Indian plasma physicist

Amita Das (அமிதா தாசு, born 3 August 1965) is an Indian plasma physicist. She is currently a professor at the Indian Institute of Technology Delhi. Her research interests are in laser-plasma interactions, nonlinear plasmas, plasma turbulence and the properties of strongly coupled and dusty plasma systems.

== Early life and career ==
Das obtained her Ph.D. from the Indian Institute of Technology, Kanpur in 1990. Upon graduation, she then worked at the Institute for Plasma Research and eventually became a professor in 1998 while serving as its Dean between 2014 and 2017. In December 2018, Das moved to the Physics Department of the Indian Institute of Technology Delhi.

In February 2014, Das was a visiting professor at the University of Calcutta.

== Scientific contributions ==
In February 2020, Das delivered the DAE-C. V. Raman Lecture of the Indian Physics Association held at Indian Institute of Technology Patna.

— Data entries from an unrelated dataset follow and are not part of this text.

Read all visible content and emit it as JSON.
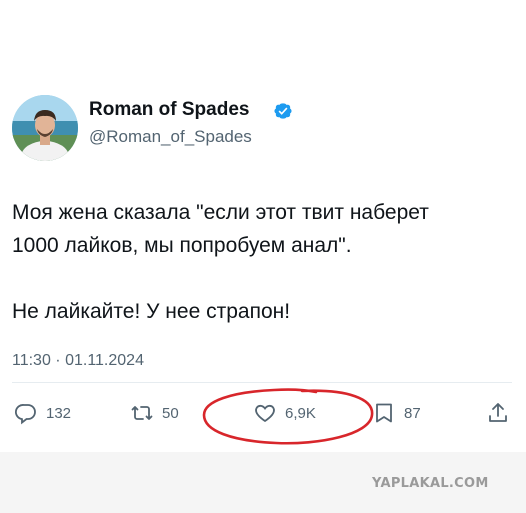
{
  "author": {
    "name": "Roman of Spades",
    "handle": "@Roman_of_Spades",
    "verified": true
  },
  "tweet": {
    "lines": [
      "Моя жена сказала \"если этот твит наберет",
      "1000 лайков, мы попробуем анал\".",
      "Не лайкайте! У нее страпон!"
    ],
    "timestamp": "11:30 · 01.11.2024"
  },
  "actions": {
    "replies": "132",
    "retweets": "50",
    "likes": "6,9K",
    "bookmarks": "87"
  },
  "watermark": "YAPLAKAL.COM",
  "colors": {
    "text": "#0f1419",
    "muted": "#536471",
    "verified_badge": "#1d9bf0",
    "highlight_oval": "#d8262b",
    "footer_background": "#f5f5f5"
  }
}
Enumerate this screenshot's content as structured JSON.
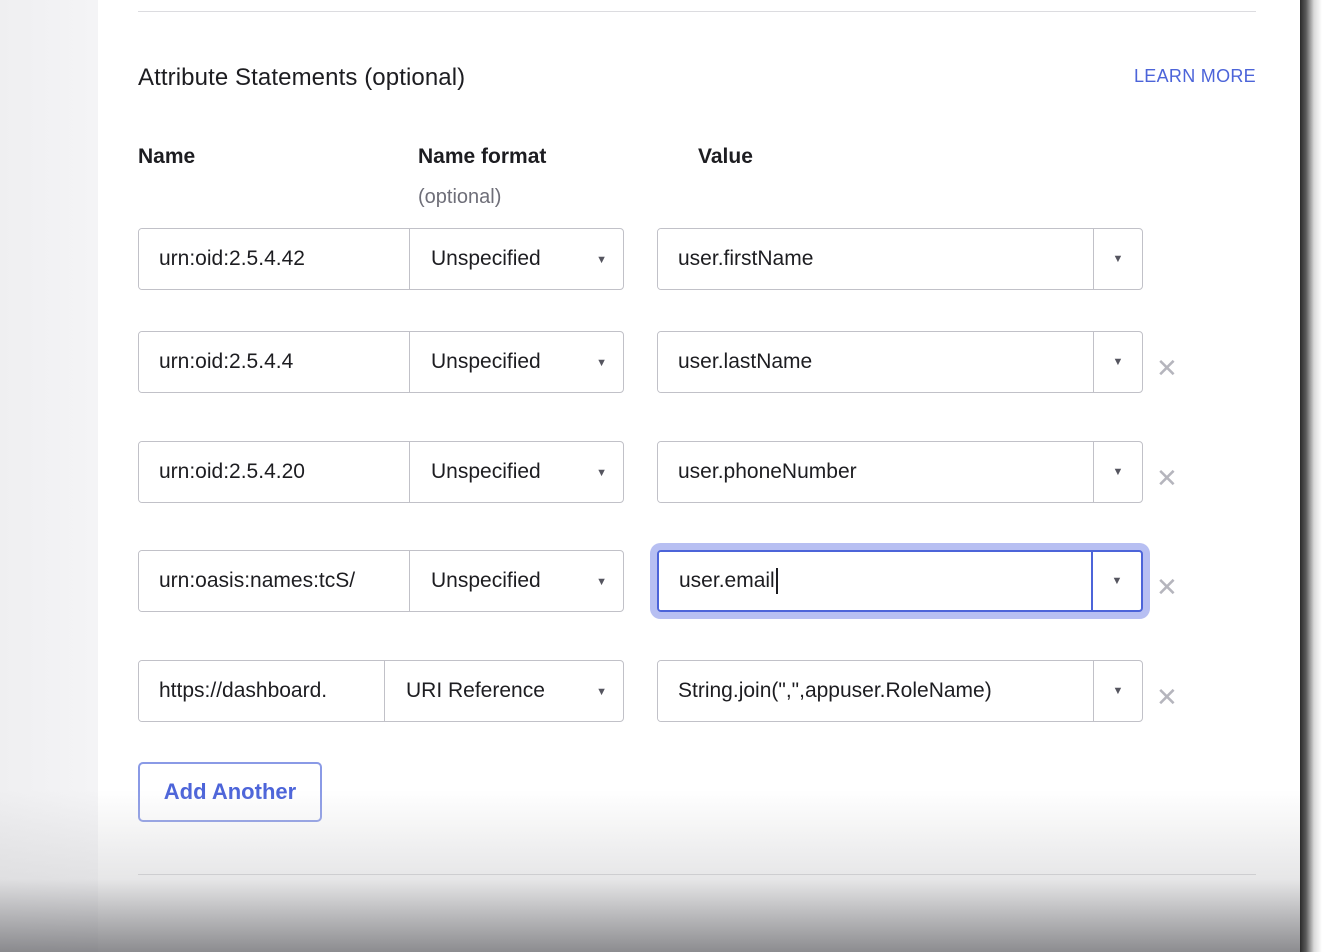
{
  "section": {
    "title": "Attribute Statements (optional)",
    "learn_more": "LEARN MORE"
  },
  "columns": {
    "name": "Name",
    "name_format": "Name format",
    "name_format_sub": "(optional)",
    "value": "Value"
  },
  "rows": [
    {
      "name": "urn:oid:2.5.4.42",
      "format": "Unspecified",
      "value": "user.firstName",
      "removable": false,
      "focused": false
    },
    {
      "name": "urn:oid:2.5.4.4",
      "format": "Unspecified",
      "value": "user.lastName",
      "removable": true,
      "focused": false
    },
    {
      "name": "urn:oid:2.5.4.20",
      "format": "Unspecified",
      "value": "user.phoneNumber",
      "removable": true,
      "focused": false
    },
    {
      "name": "urn:oasis:names:tcS/",
      "format": "Unspecified",
      "value": "user.email",
      "removable": true,
      "focused": true
    },
    {
      "name": "https://dashboard.",
      "format": "URI Reference",
      "value": "String.join(\",\",appuser.RoleName)",
      "removable": true,
      "focused": false
    }
  ],
  "icons": {
    "caret": "▼",
    "remove": "✕"
  },
  "add_button": "Add Another",
  "colors": {
    "accent": "#4c64d9",
    "focus_ring": "#7c8be8",
    "border": "#c1c1c8"
  }
}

Das is currently a Fellowship Scrutiny Committee member of the National Academy of Sciences, India and an editor of Physics Letters A.

== Honors and awards ==
Das is an elected fellow of the Indian Academy of Sciences (2011), the National Academy of Sciences, India (2015), and the Indian National Science Academy (2019). She is also a fellow of the Gujrat Science Academy.

Das is the recipient of the J. C. Bose Fellowship.

In March 2015, Das was honored with a women achievers award at a function in Ahmedabad, India.